La costa settentrionale del Mar Nero, che include la Crimea, fu a lungo la cerniera fra Europa cristiana e mondo islamico. Intorno al 988, vicino all’odierna Sebastopoli, la tradizione vuole che fu battezzato Vladimir I, principe della Rus’. Con il battesimo iniziò la cristianizzazione della Rus’, ma Mosca ci vede la cristianizzazione della Russia. Ciò, a dire di Putin, fa della Crimea una parte irrinunciabile della storia russa. In realtà, il battesimo avvenne quando la Russia non esisteva neppure. Passeranno ancora secoli, prima che il principato della Moscovia sorga e diventi la Russia degli zar.

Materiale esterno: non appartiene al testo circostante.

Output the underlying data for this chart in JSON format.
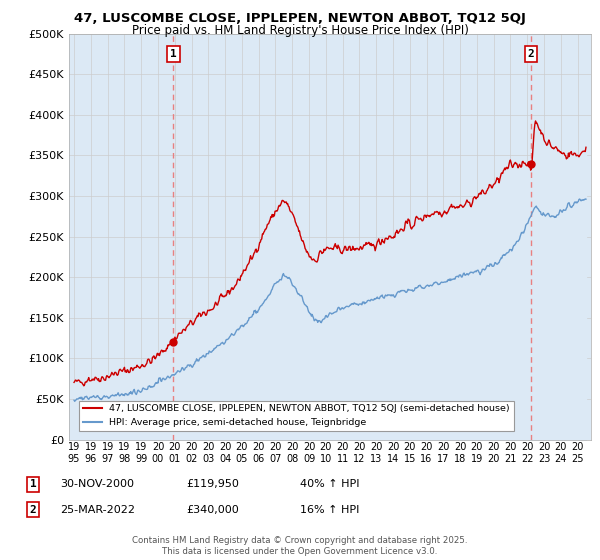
{
  "title1": "47, LUSCOMBE CLOSE, IPPLEPEN, NEWTON ABBOT, TQ12 5QJ",
  "title2": "Price paid vs. HM Land Registry's House Price Index (HPI)",
  "ylabel_ticks": [
    "£0",
    "£50K",
    "£100K",
    "£150K",
    "£200K",
    "£250K",
    "£300K",
    "£350K",
    "£400K",
    "£450K",
    "£500K"
  ],
  "ytick_vals": [
    0,
    50000,
    100000,
    150000,
    200000,
    250000,
    300000,
    350000,
    400000,
    450000,
    500000
  ],
  "xlim_start": 1994.7,
  "xlim_end": 2025.8,
  "ylim": [
    0,
    500000
  ],
  "legend_line1": "47, LUSCOMBE CLOSE, IPPLEPEN, NEWTON ABBOT, TQ12 5QJ (semi-detached house)",
  "legend_line2": "HPI: Average price, semi-detached house, Teignbridge",
  "sale1_label": "1",
  "sale1_date": "30-NOV-2000",
  "sale1_price": "£119,950",
  "sale1_hpi": "40% ↑ HPI",
  "sale1_year": 2000.92,
  "sale1_price_val": 119950,
  "sale2_label": "2",
  "sale2_date": "25-MAR-2022",
  "sale2_price": "£340,000",
  "sale2_hpi": "16% ↑ HPI",
  "sale2_year": 2022.23,
  "sale2_price_val": 340000,
  "footnote": "Contains HM Land Registry data © Crown copyright and database right 2025.\nThis data is licensed under the Open Government Licence v3.0.",
  "line_color_red": "#cc0000",
  "line_color_blue": "#6699cc",
  "fill_color_blue": "#dce9f5",
  "vline_color": "#e88080",
  "bg_color": "#ffffff",
  "grid_color": "#cccccc",
  "plot_bg": "#dce9f5"
}
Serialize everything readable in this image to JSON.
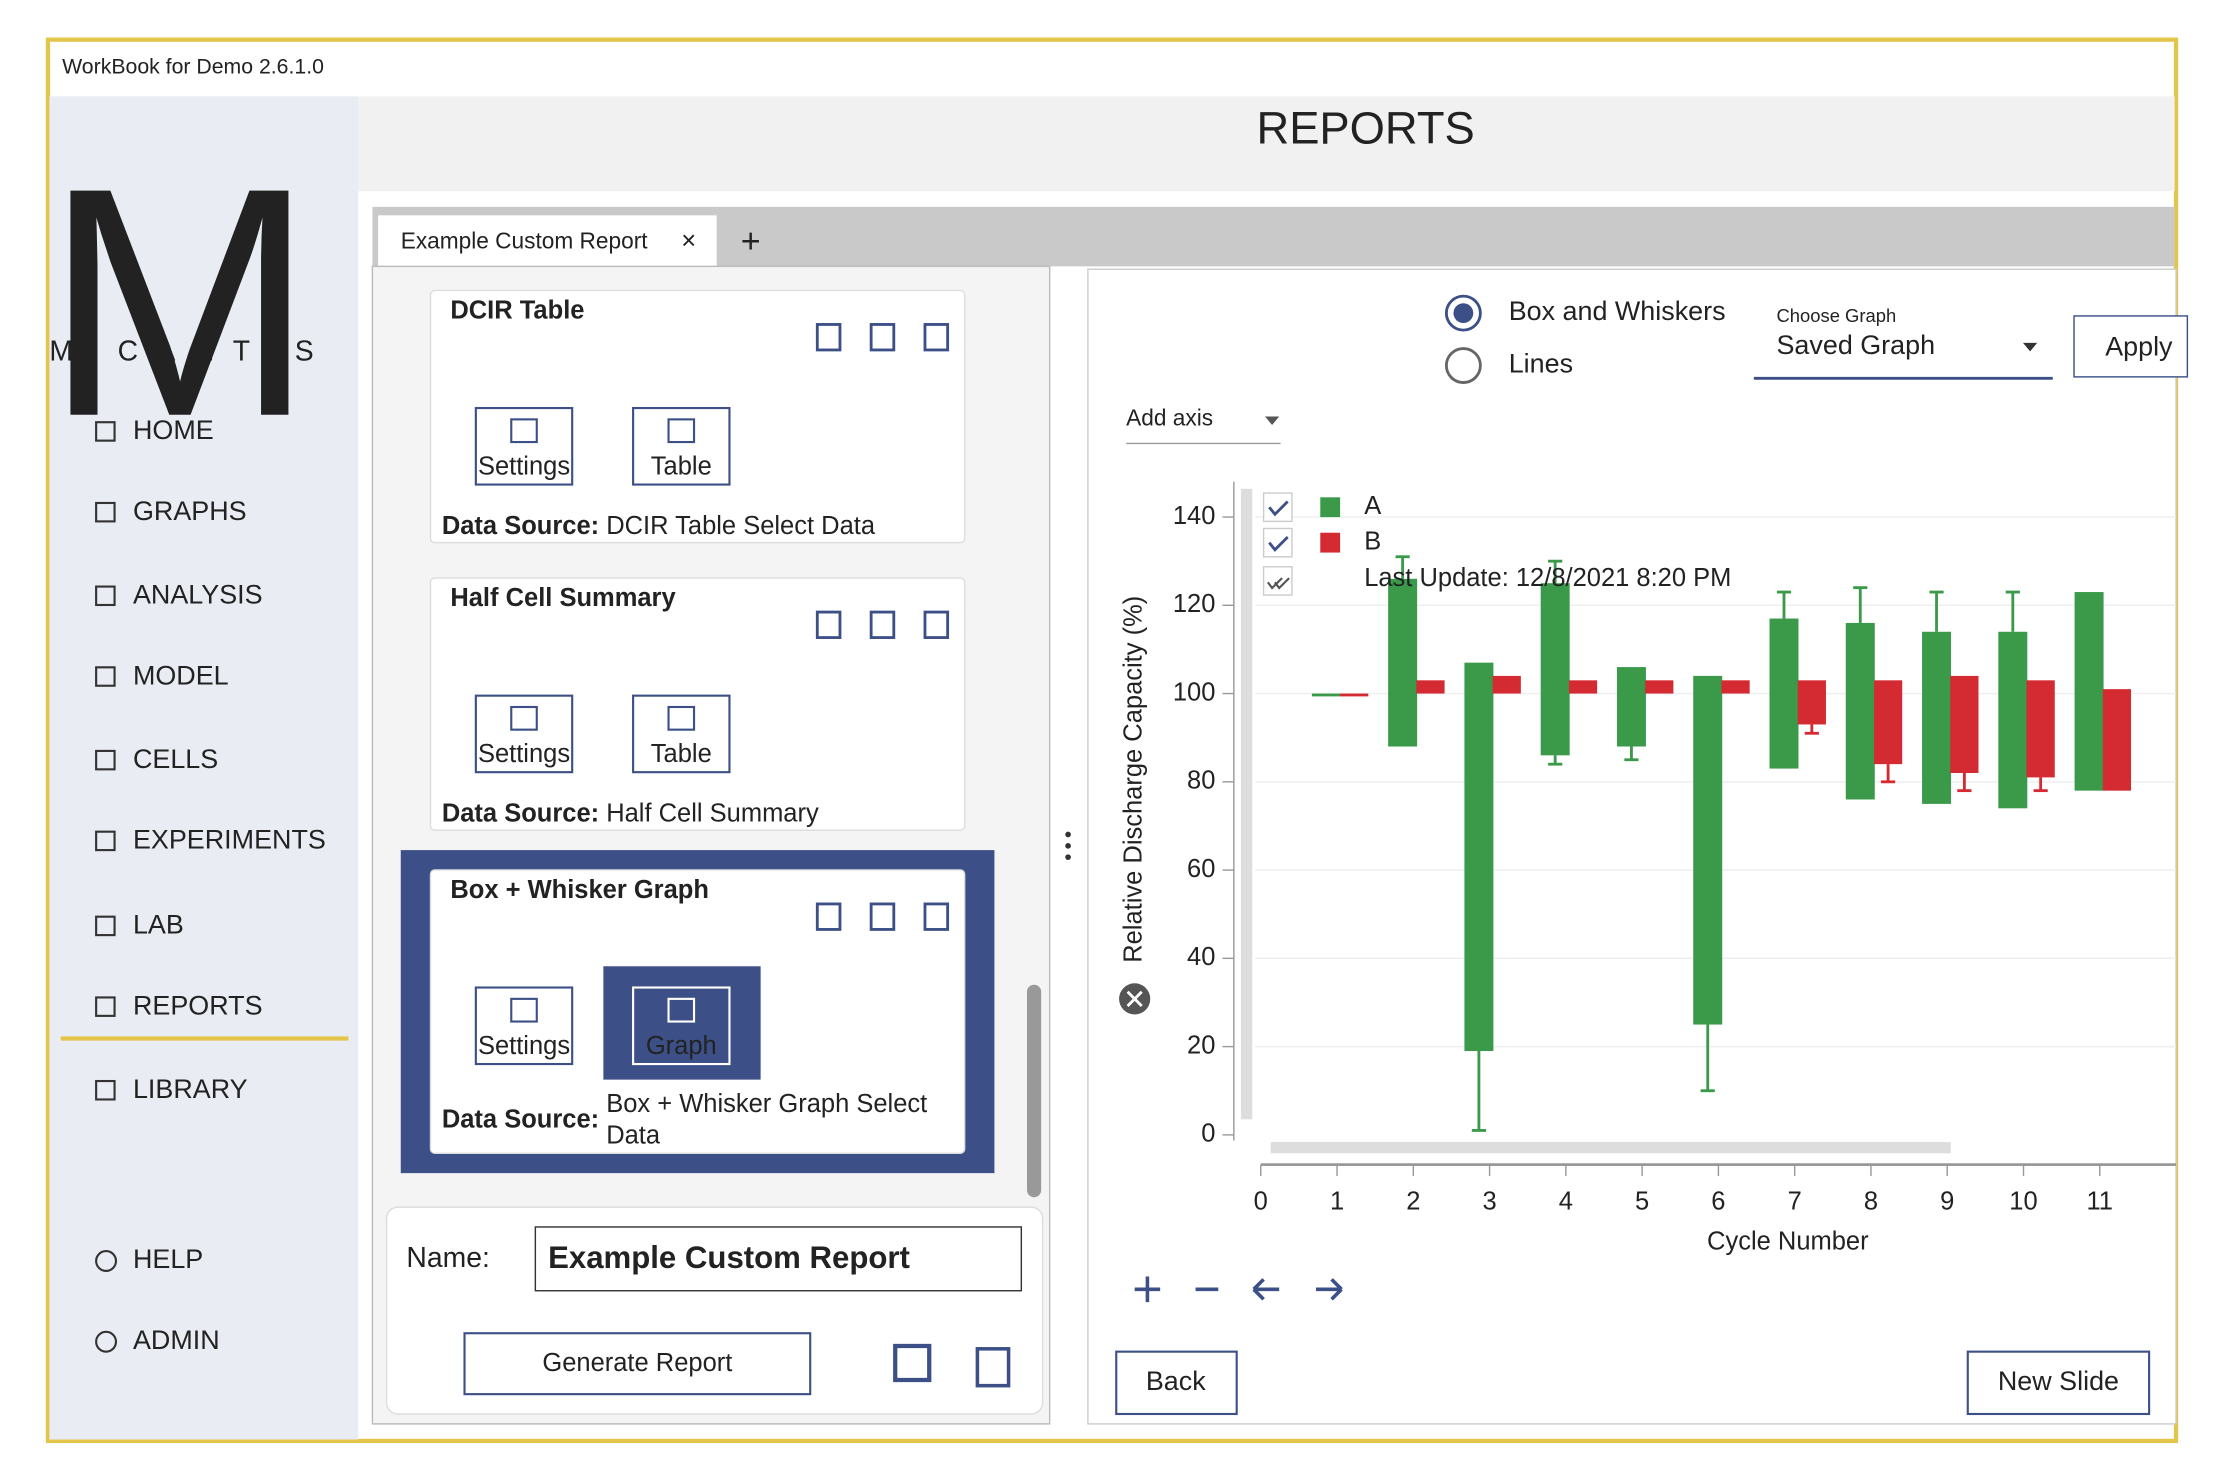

Nel basso Medioevo, veneziani e genovesi dominano per secoli la costa meridionale della Crimea, con la colonia di Caffa, i porti di Soldaia e Cembalo. Costruiscono fortificazioni che esistono ancora oggi. Controllano anche Vosporo, l’odierna Kerč’, punto strategico di attraversamento verso la terraferma. Non per caso Putin ha costruito qui il gigantesco ponte di 19 chilometri che pretende di costituire artificialmente una continuità storico-territoriale tra Crimea e Russia.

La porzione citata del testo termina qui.